Getting there: Take the MRT to Sandiaoling Station and walk along the train tracks towards Dahua Station. You’ll reach a small town and the trailhead (Google maps location here) is beside the abandoned Shuoren Elementary School.


7. Huang Didian Trail – ridge hike


Huang Didian Trail - ridge hike
Image credit:
@shelly_0718

Some say it’s all about the journey, not the destination. But when it comes to hiking, you’d want both – and that, you can get on the Huang Didian hike.
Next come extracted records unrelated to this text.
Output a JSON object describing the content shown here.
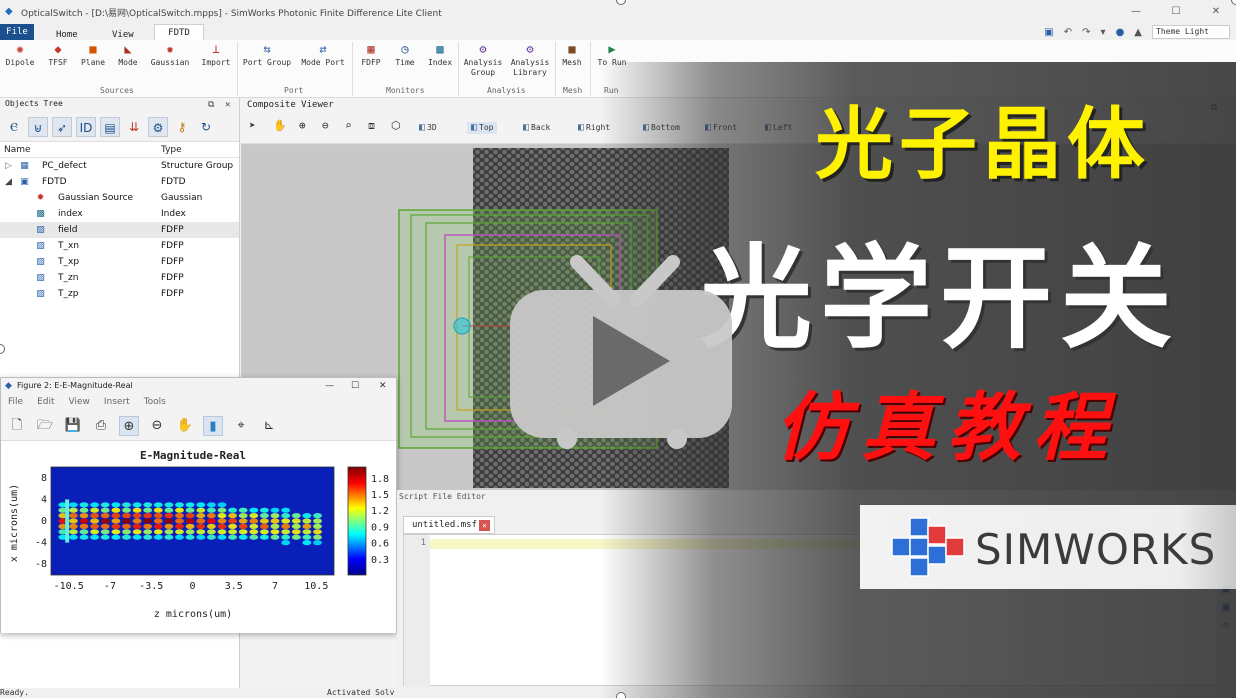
{
  "app": {
    "title": "OpticalSwitch - [D:\\易网\\OpticalSwitch.mpps] - SimWorks Photonic Finite Difference Lite Client"
  },
  "menu_tabs": {
    "file": "File",
    "home": "Home",
    "view": "View",
    "fdtd": "FDTD"
  },
  "theme": {
    "selected": "Theme Light"
  },
  "ribbon": {
    "sources": [
      "Dipole",
      "TFSF",
      "Plane",
      "Mode",
      "Gaussian",
      "Import"
    ],
    "sources_label": "Sources",
    "port": [
      "Port Group",
      "Mode Port"
    ],
    "port_label": "Port",
    "monitors": [
      "FDFP",
      "Time",
      "Index"
    ],
    "monitors_label": "Monitors",
    "analysis": [
      "Analysis Group",
      "Analysis Library"
    ],
    "analysis_label": "Analysis",
    "mesh": "Mesh",
    "mesh_label": "Mesh",
    "run": "To Run",
    "run_label": "Run"
  },
  "objects_tree": {
    "title": "Objects Tree",
    "col_name": "Name",
    "col_type": "Type",
    "rows": [
      {
        "name": "PC_defect",
        "type": "Structure Group"
      },
      {
        "name": "FDTD",
        "type": "FDTD"
      },
      {
        "name": "Gaussian Source",
        "type": "Gaussian"
      },
      {
        "name": "index",
        "type": "Index"
      },
      {
        "name": "field",
        "type": "FDFP"
      },
      {
        "name": "T_xn",
        "type": "FDFP"
      },
      {
        "name": "T_xp",
        "type": "FDFP"
      },
      {
        "name": "T_zn",
        "type": "FDFP"
      },
      {
        "name": "T_zp",
        "type": "FDFP"
      }
    ]
  },
  "viewer": {
    "title": "Composite Viewer",
    "views": [
      "3D",
      "Top",
      "Back",
      "Right",
      "Bottom",
      "Front",
      "Left"
    ]
  },
  "figure": {
    "title": "Figure 2: E-E-Magnitude-Real",
    "menu": [
      "File",
      "Edit",
      "View",
      "Insert",
      "Tools"
    ]
  },
  "chart_data": {
    "type": "heatmap",
    "title": "E-Magnitude-Real",
    "xlabel": "z microns(um)",
    "ylabel": "x microns(um)",
    "xticks": [
      "-10.5",
      "-7",
      "-3.5",
      "0",
      "3.5",
      "7",
      "10.5"
    ],
    "yticks": [
      "8",
      "4",
      "0",
      "-4",
      "-8"
    ],
    "xlim": [
      -12,
      12
    ],
    "ylim": [
      -10,
      10
    ],
    "colorbar_ticks": [
      "1.8",
      "1.5",
      "1.2",
      "0.9",
      "0.6",
      "0.3"
    ],
    "colorbar_range": [
      0,
      2.0
    ],
    "colormap": [
      "#00008f",
      "#0000ff",
      "#00ffff",
      "#ffff00",
      "#ff0000",
      "#800000"
    ]
  },
  "script": {
    "title": "Script File Editor",
    "tab": "untitled.msf",
    "line": "1"
  },
  "status": {
    "left": "Ready.",
    "right": "Activated Solv"
  },
  "overlay": {
    "line1": "光子晶体",
    "line2": "光学开关",
    "line3": "仿真教程",
    "brand": "SIMWORKS",
    "line1_color": "#fff200",
    "line3_color": "#ff1010"
  }
}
The path has tricky portions with metal ladders and sections where you’ll need to use ropes to aid your ascent – definitely a thrill if you love a good adventure.
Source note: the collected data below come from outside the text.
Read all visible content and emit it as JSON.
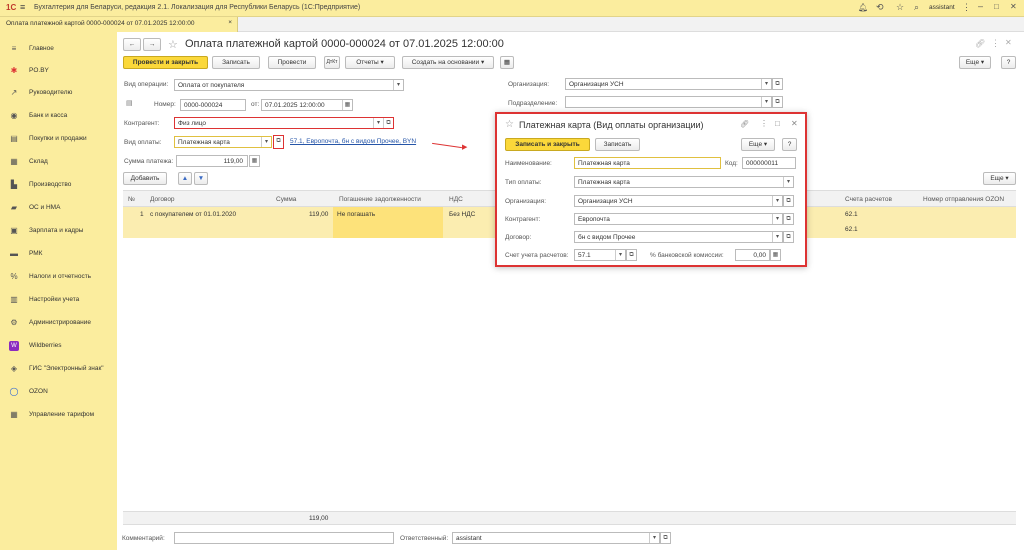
{
  "titlebar": {
    "app_title": "Бухгалтерия для Беларуси, редакция 2.1. Локализация для Республики Беларусь  (1С:Предприятие)",
    "user": "assistant"
  },
  "tab": {
    "label": "Оплата платежной картой 0000-000024 от 07.01.2025 12:00:00"
  },
  "sidebar": {
    "items": [
      {
        "label": "Главное",
        "icon": "≡"
      },
      {
        "label": "PO.BY",
        "icon": "✱"
      },
      {
        "label": "Руководителю",
        "icon": "↗"
      },
      {
        "label": "Банк и касса",
        "icon": "◉"
      },
      {
        "label": "Покупки и продажи",
        "icon": "▤"
      },
      {
        "label": "Склад",
        "icon": "▦"
      },
      {
        "label": "Производство",
        "icon": "▙"
      },
      {
        "label": "ОС и НМА",
        "icon": "▰"
      },
      {
        "label": "Зарплата и кадры",
        "icon": "▣"
      },
      {
        "label": "РМК",
        "icon": "▬"
      },
      {
        "label": "Налоги и отчетность",
        "icon": "%"
      },
      {
        "label": "Настройки учета",
        "icon": "▥"
      },
      {
        "label": "Администрирование",
        "icon": "⚙"
      },
      {
        "label": "Wildberries",
        "icon": "W"
      },
      {
        "label": "ГИС \"Электронный знак\"",
        "icon": "◈"
      },
      {
        "label": "OZON",
        "icon": "◯"
      },
      {
        "label": "Управление тарифом",
        "icon": "▦"
      }
    ]
  },
  "doc": {
    "title": "Оплата платежной картой 0000-000024 от 07.01.2025 12:00:00",
    "toolbar": {
      "post_close": "Провести и закрыть",
      "save": "Записать",
      "post": "Провести",
      "reports": "Отчеты",
      "create_base": "Создать на основании",
      "more": "Еще",
      "help": "?"
    },
    "op_type_label": "Вид операции:",
    "op_type_value": "Оплата от покупателя",
    "number_label": "Номер:",
    "number_value": "0000-000024",
    "from_label": "от:",
    "date_value": "07.01.2025 12:00:00",
    "org_label": "Организация:",
    "org_value": "Организация УСН",
    "division_label": "Подразделение:",
    "division_value": "",
    "counterparty_label": "Контрагент:",
    "counterparty_value": "Физ лицо",
    "pay_type_label": "Вид оплаты:",
    "pay_type_value": "Платежная карта",
    "pay_link": "57.1, Европочта, бн с видом Прочее, BYN",
    "amount_label": "Сумма платежа:",
    "amount_value": "119,00",
    "add_btn": "Добавить",
    "more2": "Еще",
    "comment_label": "Комментарий:",
    "comment_value": "",
    "responsible_label": "Ответственный:",
    "responsible_value": "assistant"
  },
  "table": {
    "headers": [
      "№",
      "Договор",
      "Сумма",
      "Погашение задолженности",
      "НДС",
      "Счета расчетов",
      "Номер отправления OZON"
    ],
    "row": {
      "n": "1",
      "contract": "с покупателем от 01.01.2020",
      "sum": "119,00",
      "repay": "Не погашать",
      "vat": "Без НДС",
      "acc1": "62.1",
      "acc2": "62.1"
    },
    "total": "119,00"
  },
  "dialog": {
    "title": "Платежная карта (Вид оплаты организации)",
    "save_close": "Записать и закрыть",
    "save": "Записать",
    "more": "Еще",
    "help": "?",
    "name_label": "Наименование:",
    "name_value": "Платежная карта",
    "code_label": "Код:",
    "code_value": "000000011",
    "paytype_label": "Тип оплаты:",
    "paytype_value": "Платежная карта",
    "org_label": "Организация:",
    "org_value": "Организация УСН",
    "cp_label": "Контрагент:",
    "cp_value": "Европочта",
    "contract_label": "Договор:",
    "contract_value": "бн с видом Прочее",
    "acc_label": "Счет учета расчетов:",
    "acc_value": "57.1",
    "commission_label": "% банковской комиссии:",
    "commission_value": "0,00"
  },
  "colors": {
    "accent": "#fbd83a",
    "panel": "#fbed9e",
    "highlight": "#d33333",
    "link": "#2555a8"
  }
}
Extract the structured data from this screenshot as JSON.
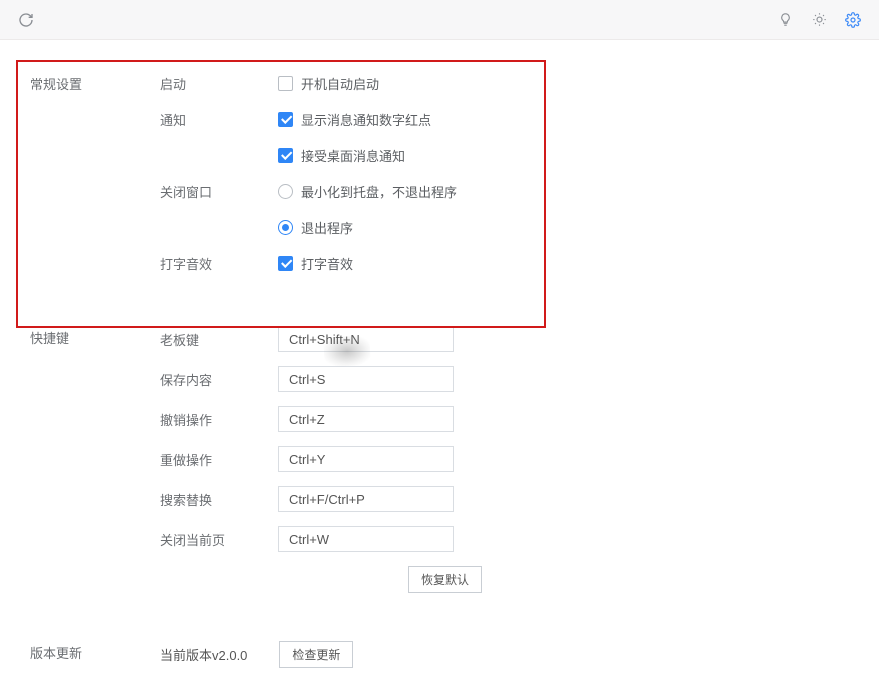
{
  "sections": {
    "general": {
      "title": "常规设置",
      "startup": {
        "label": "启动",
        "options": {
          "auto": "开机自动启动"
        }
      },
      "notify": {
        "label": "通知",
        "options": {
          "badge": "显示消息通知数字红点",
          "desktop": "接受桌面消息通知"
        }
      },
      "close_window": {
        "label": "关闭窗口",
        "options": {
          "minimize": "最小化到托盘，不退出程序",
          "exit": "退出程序"
        }
      },
      "typing_sound": {
        "label": "打字音效",
        "options": {
          "enabled": "打字音效"
        }
      }
    },
    "hotkeys": {
      "title": "快捷键",
      "rows": {
        "boss": {
          "label": "老板键",
          "value": "Ctrl+Shift+N"
        },
        "save": {
          "label": "保存内容",
          "value": "Ctrl+S"
        },
        "undo": {
          "label": "撤销操作",
          "value": "Ctrl+Z"
        },
        "redo": {
          "label": "重做操作",
          "value": "Ctrl+Y"
        },
        "search": {
          "label": "搜索替换",
          "value": "Ctrl+F/Ctrl+P"
        },
        "close_tab": {
          "label": "关闭当前页",
          "value": "Ctrl+W"
        }
      },
      "reset_button": "恢复默认"
    },
    "update": {
      "title": "版本更新",
      "current_version": "当前版本v2.0.0",
      "check_button": "检查更新"
    }
  }
}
Huang Didian Trail - ridge hike
Metal ladders
Image credit: @downtoexplore

Moving towards the challenging side of things, the route can get pretty rocky and precarious along narrow ridges so you’ll need proper hiking shoes with good grip. 

Huang Didian Trail - ridge hike
Image credit:
@rex_ma

And the view near the top? Stellar. Along said ridges, you’ll get a panoramic view of the rolling hills around without any trees blocking.

The recommended route is to start near the Huangdidian trailhead parking lot, head to the East Peak, followed by West Peak, and end at Shihding, a quaint old street you can explore. If you still have the energy, that is.

Hike difficulty: Hard
Distance: 7KM
Time needed: 5 hours

Getting there: Take the MRT to Muzha Station. From there, board Bus 666 towards Huafan University and alight at Huangdi Temple (1h 35min). From there you’ll need to walk about 25 minutes to the trailhead which lies near the 皇帝殿登山飲料站 Cafe. Alternatively, a drive there from the city centre takes about 30 minutes.


8. Xiaozishan Trail (Pingxi Crag Trail) – adrenaline trail for height junkies


 Xiaozishan Trail (Pingxi Crag Trail)
Image credit:
@hcyrach

Also known among the English speaking community as the Pingxi Crag trail, Xiaozi Shan trail is a height junkie’s dream come true with lots of steep rock-faced peaks. Even experienced hikers are bound to feel a little sweaty-palmed here, but as they say, you gotta live life on the edge – in this case, literally.

 Xiaozishan Trail (Pingxi Crag Trail)
One word: omg.
Image credit: @edrogarc

You’re gonna need hiking shoes with good grip for this one as the path can get muddy and slippery during rainy seasons, with metal-rung ladders you’ll have to scale. Expect to spend about 1 to 3 hours here, depending on how many peaks you want to conquer.

 Xiaozishan Trail (Pingxi Crag Trail)
Image credit:
@anniechen1031

Hike difficulty: Medium – Hard
Time needed: 1-3 hours

Getting there: Take a train to Ruifang Station and switch to the Pingxi Rail Line. Alight at Pingxi Station and walk about 7 minutes to the trailhead (Google maps location here).


Things to do in Taipei


Veer off the touristy sights of Taipei, especially if you are on a return trip, and check out these thrilling hiking spots instead. There are plenty lying in wait that’ll give you a new perspective of the otherwise metropolitan city and unveil a whole new avenue for adventuring.

Plus, there’s no better way to get rid of that food baby birthed from feasting on fried chicken cutlets, oyster meesua or bubble tea!